What Does Your Workforce Need?
The main goal of a full-service TPA is to match clients with a plan that makes the most sense for their individual business and the workforce they employ. Health benefit needs vary significantly among companies and industries, and it is most effective to consider them on a case-by-case basis.
Along with taking the size and scope of each team into account, self-funding allows businesses the flexibility to:
- Add/update health benefit services as needed – Many factors influence the type of benefits a business needs, ranging from the most prevalent health conditions plan participants experience to the type of industries served. While something like a dialysis management program may be crucial to one company and its work population, it may not be a necessity for another. This is
something that makes self-funding so attractive. The plan is custom-built by the employer and TPA working together so that the most appropriate benefits can be offered. Plus, as needs evolve, the benefits offered in a self-funded plan can, too.
- Offer services from specialty partners – Since self-funded plans are far from traditional, they incorporate the latest thinking in health care and the partners who embrace it. Consider accessibility to providers and procedures for example. In today’s on-the-go society, it can be hard for a busy family to get in to see their doctor for a same-day appointment. That’s where relationships with specialty partners come in. Together, TPAs and specialty partners offer concepts like telemedicine that allow plan participants to receive quality care through digital-based alternatives like phone, email and video chat.
Access Benefits Data & Act on It
In a traditional insurance plan, employers often receive some cumulative data at the end of the year. While the numbers give an overview of what’s happened over the last 12 months, they aren’t as helpful after the fact. With a self-funded plan administered by a TPA, you can:
- Track and report on benefits data regularly – Data is a big deal with self-funding. What if there was a pattern you could act on based on the numbers you were seeing in a month’s or quarter’s span? A certain health risk that could be addressed through a specialty program? Prescription costs that were starting to skyrocket? Our take on data: be proactive and stay ahead of the curve.
- Utilize predictive plan modeling – Wouldn’t it be nice if employers could plan for future health plan expenses? Predictive modeling makes this possible. With it, employers can use past and current claims data to analyze risks and forecast costs to come.
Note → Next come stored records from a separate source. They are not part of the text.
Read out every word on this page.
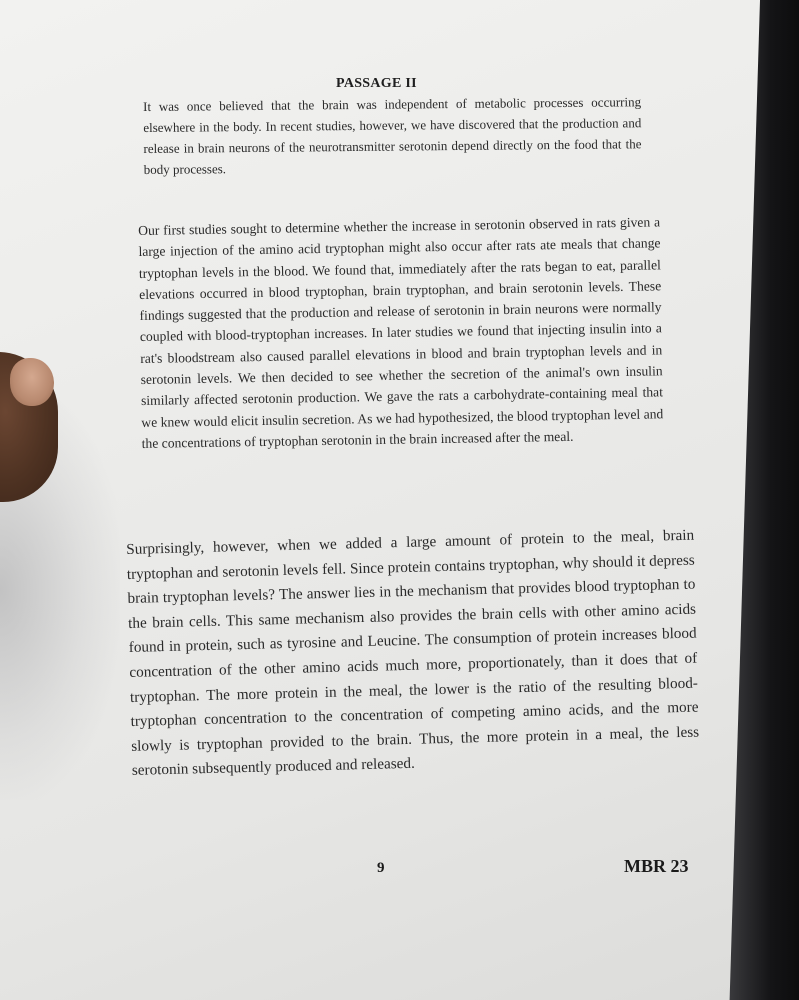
PASSAGE II

It was once believed that the brain was independent of metabolic processes occurring elsewhere in the body. In recent studies, however, we have discovered that the production and release in brain neurons of the neurotransmitter serotonin depend directly on the food that the body processes.

Our first studies sought to determine whether the increase in serotonin observed in rats given a large injection of the amino acid tryptophan might also occur after rats ate meals that change tryptophan levels in the blood. We found that, immediately after the rats began to eat, parallel elevations occurred in blood tryptophan, brain tryptophan, and brain serotonin levels. These findings suggested that the production and release of serotonin in brain neurons were normally coupled with blood-tryptophan increases. In later studies we found that injecting insulin into a rat's bloodstream also caused parallel elevations in blood and brain tryptophan levels and in serotonin levels. We then decided to see whether the secretion of the animal's own insulin similarly affected serotonin production. We gave the rats a carbohydrate-containing meal that we knew would elicit insulin secretion. As we had hypothesized, the blood tryptophan level and the concentrations of tryptophan serotonin in the brain increased after the meal.

Surprisingly, however, when we added a large amount of protein to the meal, brain tryptophan and serotonin levels fell. Since protein contains tryptophan, why should it depress brain tryptophan levels? The answer lies in the mechanism that provides blood tryptophan to the brain cells. This same mechanism also provides the brain cells with other amino acids found in protein, such as tyrosine and Leucine. The consumption of protein increases blood concentration of the other amino acids much more, proportionately, than it does that of tryptophan. The more protein in the meal, the lower is the ratio of the resulting blood-tryptophan concentration to the concentration of competing amino acids, and the more slowly is tryptophan provided to the brain. Thus, the more protein in a meal, the less serotonin subsequently produced and released.

9	MBR 23
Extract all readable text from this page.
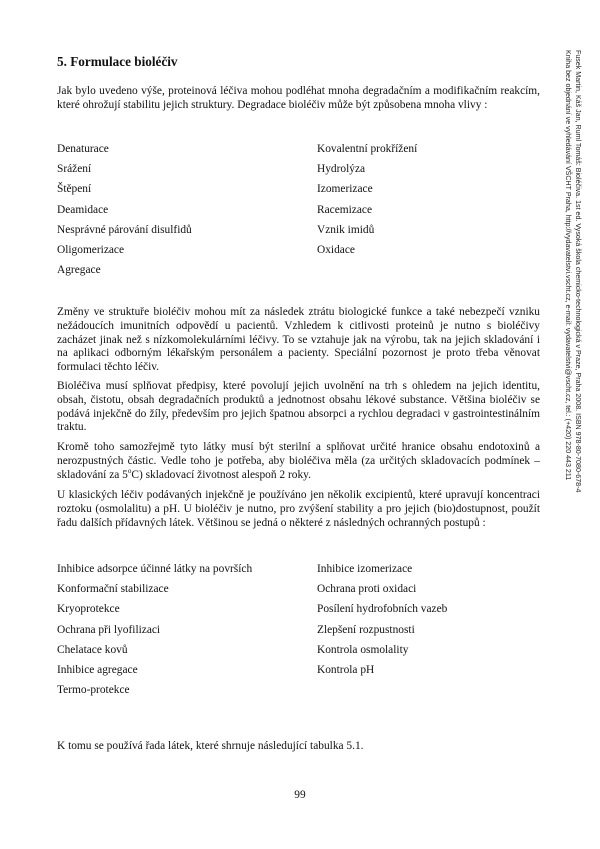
5. Formulace bioléčiv

Jak bylo uvedeno výše, proteinová léčiva mohou podléhat mnoha degradačním a modifikačním reakcím, které ohrožují stabilitu jejich struktury. Degradace bioléčiv může být způsobena mnoha vlivy :

Denaturace	Kovalentní prokřížení
Srážení	Hydrolýza
Štěpení	Izomerizace
Deamidace	Racemizace
Nesprávné párování disulfidů	Vznik imidů
Oligomerizace	Oxidace
Agregace

Změny ve struktuře bioléčiv mohou mít za následek ztrátu biologické funkce a také nebezpečí vzniku nežádoucích imunitních odpovědí u pacientů. Vzhledem k citlivosti proteinů je nutno s bioléčivy zacházet jinak než s nízkomolekulárními léčivy. To se vztahuje jak na výrobu, tak na jejich skladování i na aplikaci odborným lékařským personálem a pacienty. Speciální pozornost je proto třeba věnovat formulaci těchto léčiv.

Bioléčiva musí splňovat předpisy, které povolují jejich uvolnění na trh s ohledem na jejich identitu, obsah, čistotu, obsah degradačních produktů a jednotnost obsahu lékové substance. Většina bioléčiv se podává injekčně do žíly, především pro jejich špatnou absorpci a rychlou degradaci v gastrointestinálním traktu.

Kromě toho samozřejmě tyto látky musí být sterilní a splňovat určité hranice obsahu endotoxinů a nerozpustných částic. Vedle toho je potřeba, aby bioléčiva měla (za určitých skladovacích podmínek – skladování za 5$^o$C) skladovací životnost alespoň 2 roky.

U klasických léčiv podávaných injekčně je používáno jen několik excipientů, které upravují koncentraci roztoku (osmolalitu) a pH. U bioléčiv je nutno, pro zvýšení stability a pro jejich (bio)dostupnost, použít řadu dalších přídavných látek. Většinou se jedná o některé z následných ochranných postupů :

Inhibice adsorpce účinné látky na površích	Inhibice izomerizace
Konformační stabilizace	Ochrana proti oxidaci
Kryoprotekce	Posílení hydrofobních vazeb
Ochrana při lyofilizaci	Zlepšení rozpustnosti
Chelatace kovů	Kontrola osmolality
Inhibice agregace	Kontrola pH
Termo-protekce

K tomu se používá řada látek, které shrnuje následující tabulka 5.1.

99
Fusek Martin, Káš Jan, Ruml Tomáš: Bioléčiva. 1st ed. Vysoká škola chemicko-technologická v Praze, Praha 2008. ISBN 978-80-7080-678-4
Kniha bez objednání ve vyhledávání VŠCHT Praha, http://vydavatelstvi.vscht.cz, e-mail: vydavatelstvi@vscht.cz, tel.: (+420) 220 443 211
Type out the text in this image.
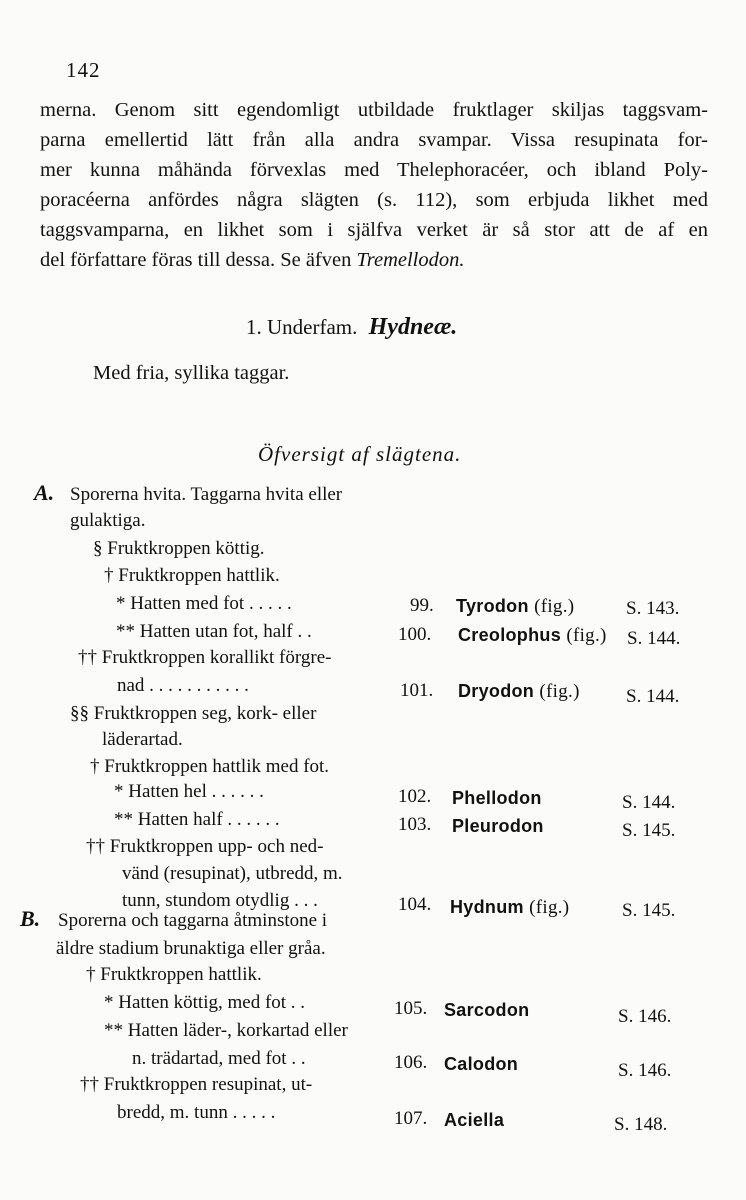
142
merna. Genom sitt egendomligt utbildade fruktlager skiljas taggsvam-
parna emellertid lätt från alla andra svampar. Vissa resupinata for-
mer kunna måhända förvexlas med Thelephoracéer, och ibland Poly-
poracéerna anfördes några slägten (s. 112), som erbjuda likhet med
taggsvamparna, en likhet som i själfva verket är så stor att de af en
del författare föras till dessa. Se äfven Tremellodon.
1. Underfam. Hydneæ.
Med fria, syllika taggar.
Öfversigt af slägtena.
A. Sporerna hvita. Taggarna hvita eller
gulaktiga.
§ Fruktkroppen köttig.
† Fruktkroppen hattlik.
* Hatten med fot . . . . .
** Hatten utan fot, half . .
†† Fruktkroppen korallikt förgre-
nad . . . . . . . . . . .
§§ Fruktkroppen seg, kork- eller
läderartad.
† Fruktkroppen hattlik med fot.
* Hatten hel . . . . . .
** Hatten half . . . . . .
†† Fruktkroppen upp- och ned-
vänd (resupinat), utbredd, m.
tunn, stundom otydlig . . .
B. Sporerna och taggarna åtminstone i
äldre stadium brunaktiga eller gråa.
† Fruktkroppen hattlik.
* Hatten köttig, med fot . .
** Hatten läder-, korkartad eller
n. trädartad, med fot . .
†† Fruktkroppen resupinat, ut-
bredd, m. tunn . . . . .
99. Tyrodon (fig.)	S. 143.
100. Creolophus (fig.) S. 144.
101. Dryodon (fig.) S. 144.
102. Phellodon	S. 144.
103. Pleurodon	S. 145.
104. Hydnum (fig.)	S. 145.
105. Sarcodon	S. 146.
106. Calodon	S. 146.
107. Aciella	S. 148.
They can follow claims trends and identify any areas of high risk. These findings can help crack down on any gaps in care and waste in health spending, too.
Soak Up the Flexibility
Employers shouldn’t have to settle for health plans that offer little (or no!) flexibility. With self-funding, they can finally take control of their employee benefits.
A self-funded plan provides the ability to adapt benefits by work population and incorporate the services and solutions that are most important to the team. It also offers employers the option to add specialty programs as needed and have access to the plan data that helps identify health risks and respond to them.